André Petitjean, Approches linguistique et stylistique de l’œuvre de Bernard-Marie Koltès, Éditions Universitaires de Dijon, coll. « Langages », 2018, 219 p.

dimanche 14 octobre 2018

RELIGION

L’éloge de l’entreprise chez Horn, au moment de se séparer de Léone, scarifiée, dans Combats de nègre et de chiens : « À votre retour, je vous demande de ne pas trop parler. Pensez ce que vous voulez, mais ne faites pas de mal à l’entreprise. […] Je lui ai tout donné, moi, tout ; elle est tout, pour moi, tout. » (Minuit, 1983, p. 102-103).
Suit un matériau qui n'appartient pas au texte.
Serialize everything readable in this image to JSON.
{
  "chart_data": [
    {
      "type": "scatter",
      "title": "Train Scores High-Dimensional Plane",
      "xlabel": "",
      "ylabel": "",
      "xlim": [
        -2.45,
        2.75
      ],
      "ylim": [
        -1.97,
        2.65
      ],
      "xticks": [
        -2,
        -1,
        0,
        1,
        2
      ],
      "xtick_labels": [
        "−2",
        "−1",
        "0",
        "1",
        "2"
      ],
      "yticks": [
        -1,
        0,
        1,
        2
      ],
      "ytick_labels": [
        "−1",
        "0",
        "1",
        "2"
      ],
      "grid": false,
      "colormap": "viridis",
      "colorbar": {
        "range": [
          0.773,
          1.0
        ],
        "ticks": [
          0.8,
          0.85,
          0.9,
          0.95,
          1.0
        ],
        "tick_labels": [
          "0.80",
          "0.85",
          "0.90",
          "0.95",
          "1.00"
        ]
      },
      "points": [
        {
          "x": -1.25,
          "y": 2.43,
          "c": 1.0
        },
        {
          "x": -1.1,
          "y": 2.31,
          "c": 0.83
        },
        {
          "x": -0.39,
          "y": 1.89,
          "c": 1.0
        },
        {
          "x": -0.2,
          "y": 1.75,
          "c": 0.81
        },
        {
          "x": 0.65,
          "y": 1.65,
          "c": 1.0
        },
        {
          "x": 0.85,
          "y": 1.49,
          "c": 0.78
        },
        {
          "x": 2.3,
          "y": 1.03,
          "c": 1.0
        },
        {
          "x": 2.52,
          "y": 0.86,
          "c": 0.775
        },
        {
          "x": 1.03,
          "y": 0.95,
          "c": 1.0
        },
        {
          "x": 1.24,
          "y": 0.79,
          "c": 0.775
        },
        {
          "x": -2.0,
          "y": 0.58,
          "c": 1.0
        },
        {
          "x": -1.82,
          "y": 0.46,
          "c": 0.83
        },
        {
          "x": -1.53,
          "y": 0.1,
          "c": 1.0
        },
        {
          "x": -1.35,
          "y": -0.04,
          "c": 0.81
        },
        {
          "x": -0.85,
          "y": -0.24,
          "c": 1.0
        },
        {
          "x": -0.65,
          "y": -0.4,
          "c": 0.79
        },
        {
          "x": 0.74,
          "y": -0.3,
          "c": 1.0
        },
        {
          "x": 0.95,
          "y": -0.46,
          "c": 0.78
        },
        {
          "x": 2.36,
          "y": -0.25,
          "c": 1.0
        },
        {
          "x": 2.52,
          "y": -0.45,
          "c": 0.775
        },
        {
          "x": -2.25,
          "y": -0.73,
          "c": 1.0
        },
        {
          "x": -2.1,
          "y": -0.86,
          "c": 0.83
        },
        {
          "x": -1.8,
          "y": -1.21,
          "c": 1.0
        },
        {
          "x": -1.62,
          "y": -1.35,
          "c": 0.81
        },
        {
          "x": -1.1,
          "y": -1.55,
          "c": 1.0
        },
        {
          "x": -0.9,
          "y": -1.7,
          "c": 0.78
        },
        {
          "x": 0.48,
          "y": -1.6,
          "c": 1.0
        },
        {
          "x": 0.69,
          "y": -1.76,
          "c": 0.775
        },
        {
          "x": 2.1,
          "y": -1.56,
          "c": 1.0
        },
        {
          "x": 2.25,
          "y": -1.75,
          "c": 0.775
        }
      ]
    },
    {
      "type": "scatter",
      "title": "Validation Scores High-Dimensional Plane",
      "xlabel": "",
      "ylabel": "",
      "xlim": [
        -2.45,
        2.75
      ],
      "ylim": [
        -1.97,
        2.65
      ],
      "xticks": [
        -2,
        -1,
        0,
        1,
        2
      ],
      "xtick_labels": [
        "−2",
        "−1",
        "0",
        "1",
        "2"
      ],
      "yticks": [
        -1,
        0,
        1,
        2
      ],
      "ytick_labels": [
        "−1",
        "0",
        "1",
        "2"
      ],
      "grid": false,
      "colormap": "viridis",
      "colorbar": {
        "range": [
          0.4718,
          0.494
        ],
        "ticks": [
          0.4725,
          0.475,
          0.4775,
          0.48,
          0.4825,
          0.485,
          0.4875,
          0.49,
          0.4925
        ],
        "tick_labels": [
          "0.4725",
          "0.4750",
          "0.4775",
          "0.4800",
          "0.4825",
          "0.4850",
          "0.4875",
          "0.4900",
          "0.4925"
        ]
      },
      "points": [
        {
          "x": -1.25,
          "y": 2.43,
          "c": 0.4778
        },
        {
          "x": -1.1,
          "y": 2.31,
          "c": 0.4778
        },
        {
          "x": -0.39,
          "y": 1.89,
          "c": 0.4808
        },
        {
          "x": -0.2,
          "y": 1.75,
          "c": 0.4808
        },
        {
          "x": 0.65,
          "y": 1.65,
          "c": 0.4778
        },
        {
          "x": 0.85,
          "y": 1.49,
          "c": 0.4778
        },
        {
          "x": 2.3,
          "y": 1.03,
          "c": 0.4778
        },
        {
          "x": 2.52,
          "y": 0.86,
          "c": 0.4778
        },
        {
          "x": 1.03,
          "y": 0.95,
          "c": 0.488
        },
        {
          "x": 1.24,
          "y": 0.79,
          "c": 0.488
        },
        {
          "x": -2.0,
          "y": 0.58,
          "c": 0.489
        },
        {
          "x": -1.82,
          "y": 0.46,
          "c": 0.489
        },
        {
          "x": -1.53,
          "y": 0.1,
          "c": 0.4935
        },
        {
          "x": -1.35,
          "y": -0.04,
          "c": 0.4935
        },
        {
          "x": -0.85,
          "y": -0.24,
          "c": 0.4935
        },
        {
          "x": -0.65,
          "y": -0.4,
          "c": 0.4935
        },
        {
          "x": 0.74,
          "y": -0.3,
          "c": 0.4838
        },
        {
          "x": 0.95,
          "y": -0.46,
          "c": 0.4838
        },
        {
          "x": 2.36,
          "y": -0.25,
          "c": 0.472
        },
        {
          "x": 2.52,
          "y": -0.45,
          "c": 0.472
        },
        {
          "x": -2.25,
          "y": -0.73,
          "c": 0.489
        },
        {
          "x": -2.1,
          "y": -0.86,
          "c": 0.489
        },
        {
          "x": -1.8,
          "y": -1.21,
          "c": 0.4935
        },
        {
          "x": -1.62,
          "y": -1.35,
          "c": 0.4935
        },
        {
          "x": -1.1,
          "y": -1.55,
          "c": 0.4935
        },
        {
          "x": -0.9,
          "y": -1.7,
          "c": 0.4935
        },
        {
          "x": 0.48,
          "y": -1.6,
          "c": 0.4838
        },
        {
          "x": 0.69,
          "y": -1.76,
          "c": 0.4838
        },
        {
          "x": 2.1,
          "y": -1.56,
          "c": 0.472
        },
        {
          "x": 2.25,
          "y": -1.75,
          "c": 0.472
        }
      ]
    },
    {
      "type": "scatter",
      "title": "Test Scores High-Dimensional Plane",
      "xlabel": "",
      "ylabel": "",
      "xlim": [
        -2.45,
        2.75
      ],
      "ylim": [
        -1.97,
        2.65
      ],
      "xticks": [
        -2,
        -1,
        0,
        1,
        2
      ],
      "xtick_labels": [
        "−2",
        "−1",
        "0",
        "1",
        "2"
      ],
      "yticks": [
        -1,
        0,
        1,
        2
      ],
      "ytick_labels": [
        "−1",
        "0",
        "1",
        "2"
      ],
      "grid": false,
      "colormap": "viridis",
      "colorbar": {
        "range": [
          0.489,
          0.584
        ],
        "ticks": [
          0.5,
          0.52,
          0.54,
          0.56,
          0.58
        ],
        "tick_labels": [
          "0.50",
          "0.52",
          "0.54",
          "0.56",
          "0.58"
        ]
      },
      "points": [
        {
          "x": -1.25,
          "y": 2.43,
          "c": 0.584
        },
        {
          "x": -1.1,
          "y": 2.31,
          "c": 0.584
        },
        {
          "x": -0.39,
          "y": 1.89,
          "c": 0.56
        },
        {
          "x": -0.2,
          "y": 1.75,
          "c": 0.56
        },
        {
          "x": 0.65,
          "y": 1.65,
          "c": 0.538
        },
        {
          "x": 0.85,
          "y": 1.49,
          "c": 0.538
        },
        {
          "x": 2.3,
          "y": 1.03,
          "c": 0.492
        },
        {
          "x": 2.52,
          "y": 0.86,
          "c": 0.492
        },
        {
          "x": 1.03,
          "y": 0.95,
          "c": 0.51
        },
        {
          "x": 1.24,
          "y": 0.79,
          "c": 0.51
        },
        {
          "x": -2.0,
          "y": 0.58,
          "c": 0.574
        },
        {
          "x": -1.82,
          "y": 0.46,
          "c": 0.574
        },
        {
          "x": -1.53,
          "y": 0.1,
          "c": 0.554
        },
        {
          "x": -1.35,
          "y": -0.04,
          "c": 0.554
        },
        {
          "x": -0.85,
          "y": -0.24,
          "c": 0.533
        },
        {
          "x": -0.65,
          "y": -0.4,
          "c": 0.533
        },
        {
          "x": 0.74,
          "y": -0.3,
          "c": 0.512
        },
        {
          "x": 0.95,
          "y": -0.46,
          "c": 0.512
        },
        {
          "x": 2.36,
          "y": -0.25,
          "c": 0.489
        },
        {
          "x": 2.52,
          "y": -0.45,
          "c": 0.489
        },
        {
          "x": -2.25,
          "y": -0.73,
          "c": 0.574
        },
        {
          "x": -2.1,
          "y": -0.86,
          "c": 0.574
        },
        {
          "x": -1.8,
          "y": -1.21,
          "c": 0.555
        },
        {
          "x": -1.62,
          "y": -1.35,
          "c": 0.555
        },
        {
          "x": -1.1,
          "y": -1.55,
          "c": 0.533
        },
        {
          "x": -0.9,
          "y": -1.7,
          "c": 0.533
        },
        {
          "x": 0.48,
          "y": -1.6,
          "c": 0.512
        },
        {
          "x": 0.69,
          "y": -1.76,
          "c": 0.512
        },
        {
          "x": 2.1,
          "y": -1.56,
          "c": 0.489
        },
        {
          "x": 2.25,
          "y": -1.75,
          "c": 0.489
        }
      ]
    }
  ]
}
Culte où l’entreprise est chose sacrée et incorruptible ; transcendance dépassant les individus : tout – moi. Dans ce vis-à-vis qui fonde le plaidoyer, libéralisme et religion articulés – Horn se déverse tous les jours, dans les médias, dans la langue politique, l’économique, etc. 

jeudi 11 octobre 2018

ÉPREUVE

Épreuve devant une cour, certes d’échelle minime, mais où malgré tout je figure dans ce rôle indélicat et très déplaisant de l’accusé. Avec tout ce qui travaille la conscience, prend aux racines de l’éducation, mêlé au manque d’habitude, et tend à convertir une infraction imputée en moralité très intérieure de la faute. Théâtre du pouvoir d’abord. La Loi dans son fonctionnement ordinaire, la routine dont s’est dotée une société, et qui l’assure en retour d’une certaine cohérence. Je ne peux m’empêcher malgré l’attente du verdict final, d’observer d’un œil ethnographique le lieu et le milieu. La coupure ensuite induite par l’espace – les bancs du public, la « barre », la division spatiale entre le « ministère public » et « the prosecutor », la défense et les avocats, la position de la greffière, l'apparition annoncée et solennelle du ou de la juge. La frontière symbolique instaurée par la langue, ses registres propres, et la technicité des termes – exclusives du public – le monolinguisme ou le « monologisme » des acteurs. Ritualité. Entrées, sorties, appels, coups de sonnettes, négociations, compromis, interrogatoires, versions,  jusqu’à l’acte d'assermentation : « toute la vérité, rien que la vérité », etc. Rhétorique. Ce qui me revient au moment de plaider, et qu’il me surprend en dépit du décousu d’avoir tellement incorporé au fil des années : actio – memoria – inventio, quelque chose de ce fonds – appris. Le travail de surplomb pour finir du jugement – et ce qui m’interroge à la sortie : la grande solitude dans laquelle se trouve celle ou celui qui l’exerce même avec toutes les données, les instruments, les assistances matérielles et intellectuelles comme la formation dont il ou elle dispose (malgré ce fait que le jugement n'est jamais individuel ; mais le travail de la société sur elle-même).

mardi 9 octobre 2018

MÉDITATION VERTICALE

Arrêt sur cette splendide formule. Hugo, Les Misérables, IVpartie, livre troisième, ch. 8, avant que Valjean, de sortie matinale avec Cosette, ne soit ressaisi brutalement par son passé et le spectacle des bagnards : « […] il était tombé dans une de ces absorptions profondes où tout l’esprit se concentre, qui emprisonnent même le regard, et qui équivalent à quatre murs. Il y a des méditations qu’on pourrait nommer verticales ; quand on est au fond, il faut du temps pour revenir sur la terre. Jean Valjean était descendu dans une de ces songeries-là. » (Folio, 2017, p. 788-789). Contrepoint à la tempête sous un crâne ; abîme du moi ; ambiguïté annonciatrice de la scène avec les quatre murs  ambiguïté du pensif.